Faculty Tip Sheet: Engaging with Communities through Nebraska Extension

 As part of Nebraska’s Land Grant University, faculty, staff, and students are encouraged to partner with communities for their research, creative activities, teaching, or service to contribute to the public good.  

Faculty, staff, and students have a partner in Nebraska Extension as they look to engage with communities. Nebraska Extension serves all 93 counties through  83 county offices  where fellow faculty deliver programming in eight program areas. They have expertise in the communities they serve and can help create the conditions for content and context experts to learn together and generate solutions (Attygalle, 2019).  

Here are tips for partnering with Nebraska Extension to engage communities: 

  1. Prior to visiting a community, please contact the Engagement Zone Coordinator (EZC) who serves that community. They can help connect you with resources in the community. You can find the EZCs here:  Expertise & Personnel Directory | | Nebraska (unl.edu) 
  2. The Engagement Zone Coordinators are not gatekeepers to communities. However, in smaller communities, the Extension professionals are often held accountable for all activities done by UNL personnel, regardless of if they are connected to Extension. Extension personnel like to know if you are visiting so they can be a cheerleader for you in the community, connect you to relevant resources, and help you avoid pitfalls, if possible.  
  3. If you are putting together a research, grant, or service-learning proposal, include Nebraska Extension early in the planning process. Nebraska Extension have trained community Engagement Coaches that can lead the community aspects of your project, but they need to be brought in early in the planning process, and they will need to be part of the paid personnel. It is expected that they will be part of the project team and need to be at most project team meetings. If you would like more information on Engagement Coaches, please contact Jentry Barrett at jbarrett3@unl.edu 
  4. Communities have long memories. Before your project, there have been many partnerships between UNL and that community. Some of these partnerships were successful, some were not. It is important to understand the history of UNL in the community. Nebraska Extension can help shed light on that history, and how to navigate relationships. An Engagement Coach has relationships with community stakeholders and members and will help broker new relationships between faculty and community members.  
  5. Communities are interested in long-term partnerships, not one and done projects. It is important for faculty to understand that when collecting data from communities, the data belongs to the community, and faculty should return it to them in meaningful ways like reports, presentations, and newsletters geared toward non-experts. An Engagement Coach will help you structure your results with science communication in mind to deliver to the participants and the broader community. Faculty should also consider what is going to happen once their project ends. Have they created structures where community members can continue the inputs that were successful without the grant funding? Have you set communities up so they can apply for more funding?  
  6. Faculty should consider where on the IAP2 Spectrum their project lies. “Engagement can range from information sharing, community development initiatives, to active participation in government policy development and decision-making processes” (www.capire.com.au). An Engagement Coach can help faculty brainstorm ways to move their project from the ‘inform’ side of the spectrum, to the ‘collaborate’ and ‘empower’ side of the spectrum. More information on the IAP2 Spectrum can be found here: Engagement Considerations 

Please reach out to Jentry Barrett, jbarrett3@unl.edu, if you have any questions or would like to explore a partnership.  

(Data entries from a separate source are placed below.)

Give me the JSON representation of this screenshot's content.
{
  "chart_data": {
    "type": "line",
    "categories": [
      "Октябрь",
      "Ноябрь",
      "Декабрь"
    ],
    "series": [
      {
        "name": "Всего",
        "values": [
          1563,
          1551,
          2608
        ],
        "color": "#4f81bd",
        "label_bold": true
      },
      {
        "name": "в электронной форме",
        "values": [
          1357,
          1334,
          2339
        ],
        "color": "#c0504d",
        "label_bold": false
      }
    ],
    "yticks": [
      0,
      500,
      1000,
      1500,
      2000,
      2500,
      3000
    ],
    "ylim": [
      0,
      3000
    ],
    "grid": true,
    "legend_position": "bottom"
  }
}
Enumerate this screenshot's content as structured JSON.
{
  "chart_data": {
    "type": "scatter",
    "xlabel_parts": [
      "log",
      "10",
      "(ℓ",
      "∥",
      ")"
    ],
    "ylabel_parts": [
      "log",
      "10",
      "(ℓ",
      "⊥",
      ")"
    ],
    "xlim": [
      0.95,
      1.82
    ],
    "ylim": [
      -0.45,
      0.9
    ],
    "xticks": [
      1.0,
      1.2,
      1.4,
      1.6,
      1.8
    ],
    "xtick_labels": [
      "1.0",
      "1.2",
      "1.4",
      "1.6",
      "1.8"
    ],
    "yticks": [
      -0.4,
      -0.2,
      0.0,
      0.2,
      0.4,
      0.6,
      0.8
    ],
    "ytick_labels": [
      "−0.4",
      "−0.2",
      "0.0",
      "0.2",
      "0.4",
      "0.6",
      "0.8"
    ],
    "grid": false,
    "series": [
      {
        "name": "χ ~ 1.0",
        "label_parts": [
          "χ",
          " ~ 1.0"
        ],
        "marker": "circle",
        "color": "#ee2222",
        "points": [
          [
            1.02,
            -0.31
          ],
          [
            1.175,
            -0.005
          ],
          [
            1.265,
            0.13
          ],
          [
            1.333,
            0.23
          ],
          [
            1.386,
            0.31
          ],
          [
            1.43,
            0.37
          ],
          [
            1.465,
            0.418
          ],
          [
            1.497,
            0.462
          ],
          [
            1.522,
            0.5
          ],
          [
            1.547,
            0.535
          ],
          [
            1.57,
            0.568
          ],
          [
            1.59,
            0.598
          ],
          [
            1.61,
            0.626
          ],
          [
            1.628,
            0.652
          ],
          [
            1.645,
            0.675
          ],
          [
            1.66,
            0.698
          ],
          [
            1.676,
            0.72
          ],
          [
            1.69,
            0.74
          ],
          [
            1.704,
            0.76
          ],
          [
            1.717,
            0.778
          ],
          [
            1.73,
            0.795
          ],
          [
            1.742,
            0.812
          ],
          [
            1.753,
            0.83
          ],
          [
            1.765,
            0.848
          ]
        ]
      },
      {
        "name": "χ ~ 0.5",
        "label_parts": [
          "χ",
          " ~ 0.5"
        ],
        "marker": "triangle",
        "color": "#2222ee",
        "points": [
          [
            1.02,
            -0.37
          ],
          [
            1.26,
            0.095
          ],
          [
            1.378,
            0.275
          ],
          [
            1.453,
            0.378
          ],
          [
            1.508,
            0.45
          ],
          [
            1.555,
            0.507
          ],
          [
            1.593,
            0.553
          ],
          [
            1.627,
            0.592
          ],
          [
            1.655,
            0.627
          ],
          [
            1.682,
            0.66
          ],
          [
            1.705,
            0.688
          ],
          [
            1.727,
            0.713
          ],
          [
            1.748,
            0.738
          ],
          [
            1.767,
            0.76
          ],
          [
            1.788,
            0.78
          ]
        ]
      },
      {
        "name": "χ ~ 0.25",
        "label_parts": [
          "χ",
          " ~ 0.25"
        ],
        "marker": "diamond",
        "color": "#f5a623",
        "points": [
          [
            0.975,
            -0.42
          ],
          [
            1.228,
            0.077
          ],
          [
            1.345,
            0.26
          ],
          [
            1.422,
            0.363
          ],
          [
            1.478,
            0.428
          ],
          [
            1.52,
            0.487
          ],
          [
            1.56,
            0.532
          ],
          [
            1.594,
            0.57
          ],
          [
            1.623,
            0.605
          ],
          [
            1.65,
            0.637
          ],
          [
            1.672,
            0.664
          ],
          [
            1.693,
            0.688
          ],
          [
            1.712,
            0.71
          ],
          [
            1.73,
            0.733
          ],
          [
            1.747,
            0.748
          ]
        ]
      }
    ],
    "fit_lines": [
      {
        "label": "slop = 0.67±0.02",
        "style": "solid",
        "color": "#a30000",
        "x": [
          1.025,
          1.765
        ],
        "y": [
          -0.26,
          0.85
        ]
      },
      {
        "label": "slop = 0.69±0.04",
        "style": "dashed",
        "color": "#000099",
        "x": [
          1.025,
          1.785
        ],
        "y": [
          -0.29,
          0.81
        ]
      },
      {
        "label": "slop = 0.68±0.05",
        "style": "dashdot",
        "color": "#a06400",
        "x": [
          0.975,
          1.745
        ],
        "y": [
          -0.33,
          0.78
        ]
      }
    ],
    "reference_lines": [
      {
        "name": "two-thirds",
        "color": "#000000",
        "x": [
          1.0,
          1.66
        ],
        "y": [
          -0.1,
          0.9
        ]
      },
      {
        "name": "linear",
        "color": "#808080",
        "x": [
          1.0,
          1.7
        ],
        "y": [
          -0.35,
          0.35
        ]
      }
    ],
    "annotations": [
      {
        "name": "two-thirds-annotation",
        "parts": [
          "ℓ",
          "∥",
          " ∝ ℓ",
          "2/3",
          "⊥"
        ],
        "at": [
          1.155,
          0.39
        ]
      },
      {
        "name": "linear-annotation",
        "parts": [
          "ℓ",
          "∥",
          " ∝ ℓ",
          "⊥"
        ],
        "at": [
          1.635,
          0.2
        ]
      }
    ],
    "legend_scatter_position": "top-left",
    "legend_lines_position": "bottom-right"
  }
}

Definition of Community Engagement: Community engagement describes collaboration between institutions of higher education and their larger communities (local, regional/state, national, global) for the mutually beneficial exchange of knowledge and resources in a context of partnership and reciprocity. The purpose of community engagement is the partnership of college and university knowledge and resources with those of the public and private sectors to enrich scholarship, research, and creative activity; enhance curriculum, teaching, and learning; prepare educated, engaged citizens; strengthen democratic values and civic responsibility; address critical societal issues; and contribute to the public good. (Carnegie Classification of Institutions of Higher Education) 

From the N|2025 website: 

We are Nebraska. Engagement—the co-creation, co-discovery, and co-development of solutions—is key to the land grant mission of the University of Nebraska. Engagement brings Nebraska to the world, and the world to Nebraska through a university where students, faculty, staff, and alumni are actively engaged across Nebraska and beyond. It is imperative that the university embrace a culture of engagement and partnership that generates genuine mutual benefit both in Nebraska and across the world, while creating extraordinary opportunities for students, alumni, industry, community partners, faculty, and staff.  

At its core, engagement is about relationships and reciprocity that must be build upon a foundation where every person and interaction matters.